We went to Wal-Mart the other day with our neighbor. Don't even ask me what I was doing there... I hate the Wal-Mart store in our area and will avoid it at all costs, but the KingofHearts needed a crabbing license and Target hasn't yet ventured into that foray.

While we were on our way there, he was extolling the virtues of the mobility scooter. His wife, who is in her 70s and has respiration problems, had recently discovered that most large chain stores have a small selection of electric carts that they make available to people who lack the stamina to walk around what would in some cultures be called the City of Wal-Mart. His suggestion was that I too should use the cart when we got to the store because he is quite familiar by now with my ability to get winded and begin wheezing while walking from the living room to the bathroom then require an extended resting period before returning. I jokingly agreed with his suggestion in the car, with no intention of ever actually doing it.


Anyway, by the time we got to the store, I had completely forgotten about this conversation and started walking past the door to our intended destination in my usual manner: the most direct way possible and scoping out the area for chairs to sit in along the way. He, however, had not forgotten and stopped, asked the first clerk he saw to relinquish a cart and gestured to me like a knight waving me to the white steed he'd brought to carry me away from the jousting tournament. Now I won't say I haven't thought of doing this about a hundred times in the past few months, but never had the guts to actually go through with it. So I thought, what the hell? No one else is using it and I do feel like I just might pass out before I get to the department I'm looking for in the back of the store. Plus, he insisted. What can I say? I caved to peer pressure. Peer pressure from my 70 year old neighbor. How pliable am I?
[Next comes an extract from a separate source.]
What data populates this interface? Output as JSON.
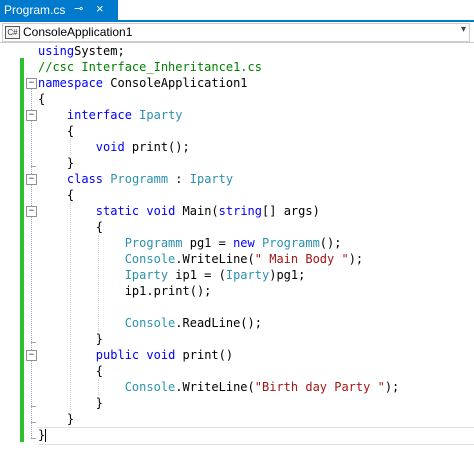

Yes, I was this guy. (By the way, I have no idea why this link sometimes works and sometimes just skips over the video I want to play and goes on to the next one, which has nothing to do with scooters... go to Comedy Central and choose the Jon Stewart video "High Rollers" and it will make more sense.)

So here's what I discovered about the scooters. And why, unless you do really (really) need them, they simply aren't worth it:
  • Simply sitting down on the thing makes you feel at least 42 years more decrepit than you are.
  • Able bodied people (and most non-able bodied people) can walk faster than this thing moves at top speed.
  • No slow down button - there's the button you hit to go and when you take your thumb off of it, you jerk to a stop. Suddenly. With no warning.
  • At the end of every aisle and when going around any corner, you need to stop and check for cross traffic. Otherwise you'll run smack into anyone who might be walking in a perpendicular direction. But you can't see further than the basket of the cart, so that sequence becomes difficult.
  • No brake lights - so when you come to a sudden dead stop in order to slow down to merge into traffic described above, no one who has been walking behind you will have any notice of your intentions and will create the pedestrian version of a rear-end accident.
  • Wal-Mart has so much crap parked in the middle of the aisles that you have to get out of the cart to get to the merchandise you want anyway and don't even think about doing anything but making a wide circle around each of the clothing areas, because you will not fit inside. So as long as anything you need is displayed conveniently on the edge of a large walkway, you can get to it. Anything else is a crap shoot.
  • When you do get out of the cart to look at the merchandise you couldn't get to before, you feel all eyes in the store are on you, wondering who that jackass is who can walk but refuses to do so.
  • Also, any merchandise in the store that is stacked higher than waist high will be out of your reach, requiring you to do the above.
  • If you want to back up, even a couple of inches, you are serenaded with a loud beep, beep, beep, which further serves to ensure that all eyes in the store are on you.
  • Your daughter will want to ride on the cart with you and then when you're stopped looking at a shirt to determine if it's the right size, she will grab the cart controls and move it forward, giving you whiplash.
  • She will also randomly grab your hands and change the direction of the cart while you are trying to maneuver store traffic, nearly running down a woman and her teenage son.


All in all, it's a great idea if you don't have any other option, but don't think for a minute that it's the lazy man's way out. Me? I think I'll just avoid Wal-Mart until I'm no longer pregnant.